The purpose of this study was to determine, first, whether the albumin on perfluorocarbon-exposed sonicated dextrose albumin microbubbles has retained its known ability to bind antisense oligonucleotides (DNA utilized to inhibit viral replication and intimal hyperplasia). The binding kinetics of synthetic antisense oligonucleotides to perfluorocarbon-exposed sonicated dextrose albumin microbubbles as well as to room air-containing sonicated dextrose albumin microbubbles were compared. Second, the effect of diagnostic ultrasound on this binding is unknown. The ability of diagnostic ultrasound to release synthetic antisense oligonucleotides from perfluorocarbon-exposed sonicated dextrose albumin microbubbles also was tested in vitro and in vivo in three dogs.
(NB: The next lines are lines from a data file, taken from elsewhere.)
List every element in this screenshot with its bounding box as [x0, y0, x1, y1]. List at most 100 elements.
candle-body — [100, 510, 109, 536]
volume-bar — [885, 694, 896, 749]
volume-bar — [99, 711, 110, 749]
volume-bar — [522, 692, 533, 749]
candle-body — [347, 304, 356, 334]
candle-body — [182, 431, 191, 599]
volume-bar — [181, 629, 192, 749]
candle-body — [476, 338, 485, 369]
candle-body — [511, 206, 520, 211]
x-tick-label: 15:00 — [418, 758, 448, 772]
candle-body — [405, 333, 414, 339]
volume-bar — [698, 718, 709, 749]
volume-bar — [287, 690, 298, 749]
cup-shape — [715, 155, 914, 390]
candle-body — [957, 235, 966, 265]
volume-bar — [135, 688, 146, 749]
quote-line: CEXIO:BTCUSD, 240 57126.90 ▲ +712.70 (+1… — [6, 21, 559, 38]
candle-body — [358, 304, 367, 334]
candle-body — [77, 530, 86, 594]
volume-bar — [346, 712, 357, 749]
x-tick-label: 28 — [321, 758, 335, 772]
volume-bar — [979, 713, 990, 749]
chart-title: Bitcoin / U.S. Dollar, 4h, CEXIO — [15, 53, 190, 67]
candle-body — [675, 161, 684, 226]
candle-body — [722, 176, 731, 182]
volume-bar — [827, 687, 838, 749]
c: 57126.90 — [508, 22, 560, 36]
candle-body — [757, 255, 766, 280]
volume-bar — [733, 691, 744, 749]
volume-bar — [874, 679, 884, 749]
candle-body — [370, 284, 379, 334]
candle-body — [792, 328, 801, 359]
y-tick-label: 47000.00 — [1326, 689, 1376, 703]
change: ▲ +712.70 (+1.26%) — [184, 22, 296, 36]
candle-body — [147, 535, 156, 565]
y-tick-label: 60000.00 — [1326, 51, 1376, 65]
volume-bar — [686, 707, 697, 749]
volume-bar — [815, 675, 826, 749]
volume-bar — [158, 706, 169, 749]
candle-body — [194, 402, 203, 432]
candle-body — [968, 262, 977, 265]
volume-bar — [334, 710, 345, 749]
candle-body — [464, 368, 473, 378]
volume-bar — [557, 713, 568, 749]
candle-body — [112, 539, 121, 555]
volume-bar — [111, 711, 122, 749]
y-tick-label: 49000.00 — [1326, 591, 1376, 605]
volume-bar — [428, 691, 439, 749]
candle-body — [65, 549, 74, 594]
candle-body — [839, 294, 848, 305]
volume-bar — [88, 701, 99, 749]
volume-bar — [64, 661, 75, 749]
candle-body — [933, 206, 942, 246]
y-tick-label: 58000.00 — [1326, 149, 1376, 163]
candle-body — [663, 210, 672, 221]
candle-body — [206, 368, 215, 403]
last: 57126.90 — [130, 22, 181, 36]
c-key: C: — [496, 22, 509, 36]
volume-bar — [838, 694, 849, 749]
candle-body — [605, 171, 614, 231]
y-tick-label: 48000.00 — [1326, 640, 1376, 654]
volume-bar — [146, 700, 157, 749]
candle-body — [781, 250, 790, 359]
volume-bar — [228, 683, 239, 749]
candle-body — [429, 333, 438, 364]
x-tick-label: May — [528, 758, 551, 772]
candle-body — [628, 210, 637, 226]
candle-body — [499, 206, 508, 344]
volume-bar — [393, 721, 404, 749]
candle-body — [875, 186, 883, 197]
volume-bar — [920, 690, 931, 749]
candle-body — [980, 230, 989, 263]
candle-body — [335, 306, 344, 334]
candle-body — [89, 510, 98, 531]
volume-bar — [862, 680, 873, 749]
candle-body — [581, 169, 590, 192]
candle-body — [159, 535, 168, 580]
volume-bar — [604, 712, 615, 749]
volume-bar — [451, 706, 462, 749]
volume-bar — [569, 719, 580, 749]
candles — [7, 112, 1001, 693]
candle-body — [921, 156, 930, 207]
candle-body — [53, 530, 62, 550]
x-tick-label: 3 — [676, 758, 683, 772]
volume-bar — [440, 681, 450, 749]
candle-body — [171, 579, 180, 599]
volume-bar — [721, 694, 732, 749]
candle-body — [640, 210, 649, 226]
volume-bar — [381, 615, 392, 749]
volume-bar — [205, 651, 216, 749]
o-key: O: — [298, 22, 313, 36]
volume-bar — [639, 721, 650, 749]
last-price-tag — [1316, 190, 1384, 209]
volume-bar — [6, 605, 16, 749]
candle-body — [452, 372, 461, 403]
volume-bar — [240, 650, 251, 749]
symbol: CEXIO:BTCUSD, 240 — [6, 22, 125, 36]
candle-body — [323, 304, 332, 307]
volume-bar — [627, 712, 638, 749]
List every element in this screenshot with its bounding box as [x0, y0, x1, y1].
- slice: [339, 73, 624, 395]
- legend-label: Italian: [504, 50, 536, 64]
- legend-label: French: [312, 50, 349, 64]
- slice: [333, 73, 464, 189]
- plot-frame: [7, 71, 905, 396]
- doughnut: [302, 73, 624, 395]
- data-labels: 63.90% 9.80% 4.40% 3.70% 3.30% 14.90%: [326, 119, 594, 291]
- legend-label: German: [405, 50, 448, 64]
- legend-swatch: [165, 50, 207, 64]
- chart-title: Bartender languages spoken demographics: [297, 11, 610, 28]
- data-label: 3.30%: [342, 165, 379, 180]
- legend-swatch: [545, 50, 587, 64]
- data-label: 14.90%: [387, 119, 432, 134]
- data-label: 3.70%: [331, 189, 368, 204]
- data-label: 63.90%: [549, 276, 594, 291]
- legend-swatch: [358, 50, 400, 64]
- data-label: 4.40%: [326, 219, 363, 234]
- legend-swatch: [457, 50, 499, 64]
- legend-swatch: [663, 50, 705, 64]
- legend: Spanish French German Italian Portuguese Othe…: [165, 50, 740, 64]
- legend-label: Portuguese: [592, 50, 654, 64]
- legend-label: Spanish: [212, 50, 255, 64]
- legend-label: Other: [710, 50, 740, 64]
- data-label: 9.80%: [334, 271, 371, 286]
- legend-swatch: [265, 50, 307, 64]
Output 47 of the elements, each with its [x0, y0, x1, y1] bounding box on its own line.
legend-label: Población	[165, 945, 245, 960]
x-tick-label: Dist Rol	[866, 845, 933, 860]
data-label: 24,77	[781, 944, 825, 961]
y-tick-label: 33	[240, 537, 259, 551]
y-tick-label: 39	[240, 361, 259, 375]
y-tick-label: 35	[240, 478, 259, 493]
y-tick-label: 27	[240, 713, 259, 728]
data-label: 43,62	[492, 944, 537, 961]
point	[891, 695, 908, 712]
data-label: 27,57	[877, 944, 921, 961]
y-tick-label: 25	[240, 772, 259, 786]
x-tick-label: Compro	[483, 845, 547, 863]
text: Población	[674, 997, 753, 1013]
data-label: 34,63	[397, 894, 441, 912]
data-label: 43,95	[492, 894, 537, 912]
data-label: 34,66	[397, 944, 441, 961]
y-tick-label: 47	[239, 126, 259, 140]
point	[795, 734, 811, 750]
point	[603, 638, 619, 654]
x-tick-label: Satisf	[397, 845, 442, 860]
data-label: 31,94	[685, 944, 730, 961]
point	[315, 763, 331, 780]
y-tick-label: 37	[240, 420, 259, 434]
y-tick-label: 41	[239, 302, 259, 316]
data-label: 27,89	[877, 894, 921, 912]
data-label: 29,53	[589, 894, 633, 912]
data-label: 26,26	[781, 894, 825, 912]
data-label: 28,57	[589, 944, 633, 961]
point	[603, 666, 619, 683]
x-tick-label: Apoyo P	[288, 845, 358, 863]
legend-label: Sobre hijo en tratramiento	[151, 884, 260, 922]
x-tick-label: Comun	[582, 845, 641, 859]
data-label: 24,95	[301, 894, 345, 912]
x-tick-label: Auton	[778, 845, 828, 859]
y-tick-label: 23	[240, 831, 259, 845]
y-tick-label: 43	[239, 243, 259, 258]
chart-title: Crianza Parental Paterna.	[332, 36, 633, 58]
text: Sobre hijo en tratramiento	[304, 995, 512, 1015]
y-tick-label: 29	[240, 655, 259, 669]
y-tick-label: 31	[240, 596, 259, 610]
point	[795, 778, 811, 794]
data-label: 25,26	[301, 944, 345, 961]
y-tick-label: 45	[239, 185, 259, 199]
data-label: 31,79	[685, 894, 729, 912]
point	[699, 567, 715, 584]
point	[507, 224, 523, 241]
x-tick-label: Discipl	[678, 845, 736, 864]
Synthetic antisense oligonucleotides exhibited binding to perfluorocarbon-exposed sonicated dextrose albumin microbubbles much like that of native albumin but did not bind uniformly with room air-containing sonicated dextrose albumin microbubbles. Diagnostic ultrasound resulted in significant partitioning of synthetic antisense oligonucleotides into non-bubble containing regions after insonation in vitro as well as deposition of greater amounts of synthetic antisense oligonucleotides in the insonated kidney after intravenous injections of synthetic anti-sense oligonucleotide-labeled perfluorocarbon-exposed sonicated dextrose albumin microbubbles. We conclude that perfluorocarbon-exposed sonicated dextrose albumin microbubbles, unlike room air-containing sonicated dextrose albumin microbubbles, have bioactive albumin on their surface that can bind synthetic antisense oligonucleotides and then release them in the presence of diagnostic ultrasound.